At the beach today we brought sand toys, food and an orange ball. When Carly began raking the sand, I asked, “should we build a castle?” “Yes," she said. I lead her into play with that suggestion. The question initiated a new story. She and I poured sand into the yellow pail and built walls until Carly shifted her focus to water. Her shifting of attention was my que to begin a new story. The challenge was now to create a game with the water and lead her again into play. Once engaged Carly is the story. I grabbed the orange ball and kicked it. This was again, leading Carly into play, first on dry sand and then into the water, which was another story, another game. At each step, the creative adult invites play by leading or inviting and then following the child’s lead, kicking or chasing the ball – responding to what she is doing.
When it was time to leave, I described how we needed to dry off our feet because we will soon be getting ready to go. I did not say, “it’s time to go.” Leaving is a new story. Children need time and space to change directions, to enter into a new activity. They need to finish one story before they can actively get engaged with the next. Adults are often abrupt. They need to invite the child into the next activity with story and then give the child some time to leave one activity-adventure and enter into the next. If we make the new story fun and interesting, they will be happy to play along – instead of fighting. Conflict arises when adults change the story before the current story has come to a close. Creative adults lead the child into the next adventure – rather than demanding the child do what the adult says.

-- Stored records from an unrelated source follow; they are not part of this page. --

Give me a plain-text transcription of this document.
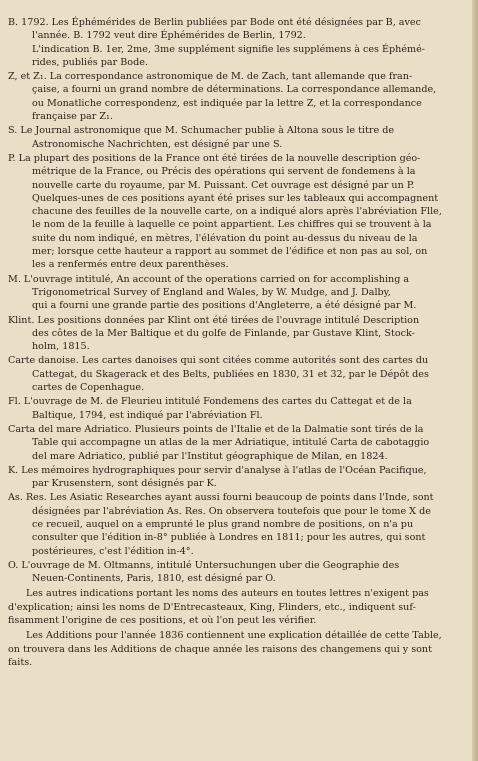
B. 1792. Les Éphémérides de Berlin publiées par Bode ont été désignées par B, avec
l'année. B. 1792 veut dire Éphémérides de Berlin, 1792.
L'indication B. 1er, 2me, 3me supplément signifie les supplémens à ces Éphémé-
rides, publiés par Bode.
Z, et Z₁. La correspondance astronomique de M. de Zach, tant allemande que fran-
çaise, a fourni un grand nombre de déterminations. La correspondance allemande,
ou Monatliche correspondenz, est indiquée par la lettre Z, et la correspondance
française par Z₁.
S. Le Journal astronomique que M. Schumacher publie à Altona sous le titre de
Astronomische Nachrichten, est désigné par une S.
P. La plupart des positions de la France ont été tirées de la nouvelle description géo-
métrique de la France, ou Précis des opérations qui servent de fondemens à la
nouvelle carte du royaume, par M. Puissant. Cet ouvrage est désigné par un P.
Quelques-unes de ces positions ayant été prises sur les tableaux qui accompagnent
chacune des feuilles de la nouvelle carte, on a indiqué alors après l'abréviation Flle,
le nom de la feuille à laquelle ce point appartient. Les chiffres qui se trouvent à la
suite du nom indiqué, en mètres, l'élévation du point au-dessus du niveau de la
mer; lorsque cette hauteur a rapport au sommet de l'édifice et non pas au sol, on
les a renfermés entre deux parenthèses.
M. L'ouvrage intitulé, An account of the operations carried on for accomplishing a
Trigonometrical Survey of England and Wales, by W. Mudge, and J. Dalby,
qui a fourni une grande partie des positions d'Angleterre, a été désigné par M.
Klint. Les positions données par Klint ont été tirées de l'ouvrage intitulé Description
des côtes de la Mer Baltique et du golfe de Finlande, par Gustave Klint, Stock-
holm, 1815.
Carte danoise. Les cartes danoises qui sont citées comme autorités sont des cartes du
Cattegat, du Skagerack et des Belts, publiées en 1830, 31 et 32, par le Dépôt des
cartes de Copenhague.
Fl. L'ouvrage de M. de Fleurieu intitulé Fondemens des cartes du Cattegat et de la
Baltique, 1794, est indiqué par l'abréviation Fl.
Carta del mare Adriatico. Plusieurs points de l'Italie et de la Dalmatie sont tirés de la
Table qui accompagne un atlas de la mer Adriatique, intitulé Carta de cabotaggio
del mare Adriatico, publié par l'Institut géographique de Milan, en 1824.
K. Les mémoires hydrographiques pour servir d'analyse à l'atlas de l'Océan Pacifique,
par Krusenstern, sont désignés par K.
As. Res. Les Asiatic Researches ayant aussi fourni beaucoup de points dans l'Inde, sont
désignées par l'abréviation As. Res. On observera toutefois que pour le tome X de
ce recueil, auquel on a emprunté le plus grand nombre de positions, on n'a pu
consulter que l'édition in-8° publiée à Londres en 1811; pour les autres, qui sont
postérieures, c'est l'édition in-4°.
O. L'ouvrage de M. Oltmanns, intitulé Untersuchungen uber die Geographie des
Neuen-Continents, Paris, 1810, est désigné par O.
Les autres indications portant les noms des auteurs en toutes lettres n'exigent pas
d'explication; ainsi les noms de D'Entrecasteaux, King, Flinders, etc., indiquent suf-
fisamment l'origine de ces positions, et où l'on peut les vérifier.
Les Additions pour l'année 1836 contiennent une explication détaillée de cette Table,
on trouvera dans les Additions de chaque année les raisons des changemens qui y sont
faits.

In the car, I described how we would take a nice warm shower when we get home – to wash off the sandy butt and then have a snack. I told that story fifteen minutes before that play-adventure would begin. This gave Carly time to shift into the new story that I was inviting, leading her into. This ‘leading into’ is important with everything we do. We need to be creative, imaginative, inviting her into the next story to be acted out physically with engagement. I engaged and invited Carly nonverbally by kicking the orange ball when her play-attention drifted. In the car the invitation was verbal. Both were story.
It helps to think of every activity as a story being acted out physically. Painting goes nowhere without a story. Taking a large sheet of paper and painting a city that Carly’s toy cars and people can live in is a story acted out physically with paper and paint. If there is no story, the paint activity goes nowhere.
It is the story that leads and engages. Kicking the orange ball initiated a new nonverbal story. Original Play researcher Fred Donaldson, calls this, ‘the play look.’ That look was implicit in my kicking the ball. The story was, ‘let’s see how high it will bounce,’ or ‘what will happen when the ball rolls into the water?’ The act of kicking began a nonverbal story. Taking the shower was lead into with a verbal story, in this case long before we reached the shower.
To lead our child into play with story we must first imagine and feel the story in ourselves. All the rest is magic.